On what good content looks like in the AEO era.

Genuinely useful, original, well-researched, with specific facts and figures the assistant can cite. The scraped-and-summarised template content that filled the open web for the last decade does not earn citations. The opposite does: original research, original frameworks, original customer data, original points of view. The discipline is investment in real intellectual capital, not content velocity for its own sake.

The in-housing turn for demand and analyst relations

On the change.

The agency-led model for demand generation and analyst relations is being rebuilt in-house. The reason: the work is now more strategic, more cross-functional, and more dependent on owned data and owned point of view. A demand agency optimising paid bids is doing valuable execution work, but the strategy of who to target, what message to lead with, what content to feed into the answer-engine layer, sits inside the brand. Same with analyst relations: the briefings have to come from the people who hold the strategic point of view, not from a third-party packager.

On what stays with the agency.

Specialist execution stays with agencies that have scale advantages: paid-media optimisation across many platforms, creative production at volume, market-specific localisation. The strategy and the owned content move in. Many CMOs are using the agency-fee savings to fund the in-house content function, which is the right move for where the discovery layer is going.

The CMO-CRO partnership in the AI era

On the function.

I'm Co-Head of Revenue alongside the VP Marketing title. That's deliberate. The CMO who only owns marketing pipeline is being measured against half the funnel. In B2B, the marketing function and the revenue function have to share targets, share data, and share accountability. The AI era makes that more urgent because the inbound funnel is compressed and the buyer arrives later in the journey. If marketing and sales aren't tightly aligned at that point, the conversion suffers and both sides blame each other.
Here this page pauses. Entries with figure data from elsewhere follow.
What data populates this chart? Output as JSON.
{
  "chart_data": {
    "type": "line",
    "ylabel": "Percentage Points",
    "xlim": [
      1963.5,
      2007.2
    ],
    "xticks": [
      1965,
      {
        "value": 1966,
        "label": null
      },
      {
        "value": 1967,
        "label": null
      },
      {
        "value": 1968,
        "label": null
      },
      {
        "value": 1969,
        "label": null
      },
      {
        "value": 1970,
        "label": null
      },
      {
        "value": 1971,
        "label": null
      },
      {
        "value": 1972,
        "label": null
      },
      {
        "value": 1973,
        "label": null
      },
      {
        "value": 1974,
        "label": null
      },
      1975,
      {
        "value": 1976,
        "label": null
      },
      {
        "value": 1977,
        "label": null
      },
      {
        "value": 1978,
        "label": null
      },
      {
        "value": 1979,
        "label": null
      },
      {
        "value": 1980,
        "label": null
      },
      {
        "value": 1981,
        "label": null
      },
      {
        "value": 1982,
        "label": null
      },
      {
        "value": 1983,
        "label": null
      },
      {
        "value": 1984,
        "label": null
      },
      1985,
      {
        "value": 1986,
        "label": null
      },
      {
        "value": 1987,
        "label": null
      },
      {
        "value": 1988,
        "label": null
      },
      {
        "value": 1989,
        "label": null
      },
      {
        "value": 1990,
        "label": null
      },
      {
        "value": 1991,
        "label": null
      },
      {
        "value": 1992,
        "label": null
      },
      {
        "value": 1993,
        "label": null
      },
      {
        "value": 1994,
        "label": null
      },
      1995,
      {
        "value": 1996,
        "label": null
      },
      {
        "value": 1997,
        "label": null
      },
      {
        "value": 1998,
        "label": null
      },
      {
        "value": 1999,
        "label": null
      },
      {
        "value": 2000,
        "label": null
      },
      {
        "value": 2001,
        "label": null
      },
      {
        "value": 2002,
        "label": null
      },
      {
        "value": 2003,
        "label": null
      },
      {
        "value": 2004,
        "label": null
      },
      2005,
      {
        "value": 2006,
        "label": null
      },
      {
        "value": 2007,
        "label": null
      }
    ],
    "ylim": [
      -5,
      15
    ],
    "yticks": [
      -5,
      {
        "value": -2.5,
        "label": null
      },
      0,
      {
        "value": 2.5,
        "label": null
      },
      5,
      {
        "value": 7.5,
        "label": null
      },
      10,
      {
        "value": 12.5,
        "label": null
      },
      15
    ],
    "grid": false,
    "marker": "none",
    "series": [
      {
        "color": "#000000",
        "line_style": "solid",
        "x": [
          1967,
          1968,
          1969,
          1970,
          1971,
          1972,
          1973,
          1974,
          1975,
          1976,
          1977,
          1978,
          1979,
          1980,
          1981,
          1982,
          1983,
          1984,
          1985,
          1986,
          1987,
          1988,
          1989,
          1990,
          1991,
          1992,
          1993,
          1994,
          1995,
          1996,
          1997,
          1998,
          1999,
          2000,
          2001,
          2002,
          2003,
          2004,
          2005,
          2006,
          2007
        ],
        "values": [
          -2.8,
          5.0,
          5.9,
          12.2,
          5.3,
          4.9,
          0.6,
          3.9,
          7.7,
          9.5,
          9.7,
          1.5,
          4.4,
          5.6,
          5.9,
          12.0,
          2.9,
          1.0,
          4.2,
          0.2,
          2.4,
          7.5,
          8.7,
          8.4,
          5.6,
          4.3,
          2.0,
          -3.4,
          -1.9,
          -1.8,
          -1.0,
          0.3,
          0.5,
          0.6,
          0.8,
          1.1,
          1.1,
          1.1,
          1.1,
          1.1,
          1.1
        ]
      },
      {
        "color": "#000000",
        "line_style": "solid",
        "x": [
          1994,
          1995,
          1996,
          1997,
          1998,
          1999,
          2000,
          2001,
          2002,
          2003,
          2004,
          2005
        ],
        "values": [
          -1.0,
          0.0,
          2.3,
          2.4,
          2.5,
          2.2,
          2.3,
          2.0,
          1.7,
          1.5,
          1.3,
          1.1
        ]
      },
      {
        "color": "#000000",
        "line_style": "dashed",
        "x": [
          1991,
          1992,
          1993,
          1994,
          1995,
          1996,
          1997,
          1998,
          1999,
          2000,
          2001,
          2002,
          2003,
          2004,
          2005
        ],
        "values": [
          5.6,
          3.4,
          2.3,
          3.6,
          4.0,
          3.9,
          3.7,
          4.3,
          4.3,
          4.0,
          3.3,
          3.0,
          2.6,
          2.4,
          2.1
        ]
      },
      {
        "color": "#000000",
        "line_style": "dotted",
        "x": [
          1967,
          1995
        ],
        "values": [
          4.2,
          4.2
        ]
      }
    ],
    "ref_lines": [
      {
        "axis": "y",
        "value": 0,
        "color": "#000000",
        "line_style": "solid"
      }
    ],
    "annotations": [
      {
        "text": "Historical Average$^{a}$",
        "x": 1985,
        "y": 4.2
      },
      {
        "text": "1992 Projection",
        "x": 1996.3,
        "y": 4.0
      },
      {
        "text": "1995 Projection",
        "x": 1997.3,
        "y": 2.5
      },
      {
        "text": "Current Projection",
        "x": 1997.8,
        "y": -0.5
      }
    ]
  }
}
The discipline we run: shared weekly pipeline review, shared monthly forecasting, shared quarterly target-setting. Marketing reports against the revenue number, not against the MQL number. That changes the conversation and changes the priorities.

AI inside the marketing function, and the hire she'd make first

On the practical use.

AI inside the marketing function is doing the work AEO is making essential outside it: research at speed, summarisation at scale, draft generation, competitive analysis, content auditing. The skill that matters in the team is judgement: when to trust the AI output, when to override it, when to invest deeper. The senior marketer is becoming part editor, part curator, part strategist, with AI handling the volume.

On the hire.

The hire I would make first in any marketing organisation right now is a senior content strategist with a journalism or research background, comfortable with AI tools, comfortable producing original research. That hire is the lynchpin of the AEO move. Without it, the brand is producing volume-driven content that does not earn citation. With it, the brand becomes the source other people's AI assistants are pulling from.

On career advice.

If you are early in a B2B marketing career, lean into the content discipline. The content function is moving from support to strategic. The marketer who can produce, edit, and orchestrate original content in the AEO era is going to be very valuable. The marketer who can only run campaigns on top of someone else's content is going to find the work more commoditised.

The question for the board

If SEO is evolving into something more strategic, what share of our content investment builds for the AI search era versus the keyword era?